Wednesday, 14 November 2007

The Delicacy of Things

I'm reading my second biography of Ernest Hemingway. After visiting his home in Key West, I developed my usual author obsesssion but this one has surprised me with its intensity. After reading "Running With the Bulls", I've moved on to "Papa Hemingway" by Hotchner. Hemingway once said that he learned as much from painters about how to write as from writers.

(For all the gardeners that think I am grossly abusing my "garden" slot, I will blog later for "Bloomday".
Below are the pale mauve flowers of the Duranta plant.)

His characteristic 'bare as bones' style meant no generalizations or wishy washy adjectives. Just the distilling of emotion.
I think in all art forms we try to achieve this state of distillation; a concentration of reality.

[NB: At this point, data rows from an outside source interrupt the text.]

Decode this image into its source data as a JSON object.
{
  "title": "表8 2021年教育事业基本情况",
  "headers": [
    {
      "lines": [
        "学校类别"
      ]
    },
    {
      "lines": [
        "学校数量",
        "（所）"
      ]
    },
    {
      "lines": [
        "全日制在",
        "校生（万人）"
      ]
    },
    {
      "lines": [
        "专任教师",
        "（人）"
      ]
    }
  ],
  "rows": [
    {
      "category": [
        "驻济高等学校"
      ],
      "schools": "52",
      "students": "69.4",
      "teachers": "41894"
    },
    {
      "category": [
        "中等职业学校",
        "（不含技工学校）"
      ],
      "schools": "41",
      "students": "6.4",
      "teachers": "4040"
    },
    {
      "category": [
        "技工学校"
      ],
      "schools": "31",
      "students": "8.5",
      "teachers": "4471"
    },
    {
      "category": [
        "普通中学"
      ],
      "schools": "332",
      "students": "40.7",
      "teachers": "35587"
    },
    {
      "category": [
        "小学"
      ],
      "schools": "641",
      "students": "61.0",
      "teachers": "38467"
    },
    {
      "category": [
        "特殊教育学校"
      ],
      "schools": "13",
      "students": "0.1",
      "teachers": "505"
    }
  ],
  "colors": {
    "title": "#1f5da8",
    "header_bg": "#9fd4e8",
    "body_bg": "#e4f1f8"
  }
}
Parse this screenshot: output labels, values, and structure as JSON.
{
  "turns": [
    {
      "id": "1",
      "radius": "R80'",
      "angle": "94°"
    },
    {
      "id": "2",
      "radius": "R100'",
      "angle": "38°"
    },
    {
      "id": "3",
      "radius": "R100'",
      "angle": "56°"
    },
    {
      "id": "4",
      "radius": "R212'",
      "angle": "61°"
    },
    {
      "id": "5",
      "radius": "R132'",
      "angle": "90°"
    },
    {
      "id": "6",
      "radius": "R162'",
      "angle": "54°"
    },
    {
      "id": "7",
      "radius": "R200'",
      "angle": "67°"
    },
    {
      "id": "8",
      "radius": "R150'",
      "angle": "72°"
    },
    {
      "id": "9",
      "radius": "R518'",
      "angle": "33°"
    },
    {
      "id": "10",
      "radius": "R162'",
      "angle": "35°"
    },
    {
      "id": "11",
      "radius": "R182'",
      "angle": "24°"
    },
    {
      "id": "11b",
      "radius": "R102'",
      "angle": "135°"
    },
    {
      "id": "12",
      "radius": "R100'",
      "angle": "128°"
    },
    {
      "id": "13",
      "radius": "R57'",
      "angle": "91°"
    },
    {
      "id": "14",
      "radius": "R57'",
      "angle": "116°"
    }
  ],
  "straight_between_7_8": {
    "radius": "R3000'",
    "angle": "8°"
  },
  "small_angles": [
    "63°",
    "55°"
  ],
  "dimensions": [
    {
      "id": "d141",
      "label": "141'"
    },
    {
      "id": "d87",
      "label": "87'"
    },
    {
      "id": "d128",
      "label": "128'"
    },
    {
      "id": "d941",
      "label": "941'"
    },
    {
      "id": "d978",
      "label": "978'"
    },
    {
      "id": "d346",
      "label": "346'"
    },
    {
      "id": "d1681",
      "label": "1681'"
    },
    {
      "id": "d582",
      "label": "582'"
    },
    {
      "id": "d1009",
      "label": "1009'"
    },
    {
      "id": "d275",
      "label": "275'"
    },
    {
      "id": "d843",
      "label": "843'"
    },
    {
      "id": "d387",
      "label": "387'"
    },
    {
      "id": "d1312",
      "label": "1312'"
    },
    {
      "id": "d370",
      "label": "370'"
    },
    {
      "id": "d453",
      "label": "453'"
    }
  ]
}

This common yellow flower grows on a small shrubby trees with pinnated leaves. Occasionally the camera throws up something that you don't see with the naked eye. But you do when you look again.
This is what I would like my writing to do.
It is what Carnival does to a nation every year and it is what all good art should do. Artistic surroundings should present these mini-distillations everywhere and make the world clearer. The world may appear to be more ugly or more beautiful, but certainly the reality is conveyed with clarity.
Am I disciplined enough to stand; writing, working, and reworking, each sentence? Hemingway rose every morning and stood at his specially made pulpit-type desk to write. He sat to pay bills but always stood to write.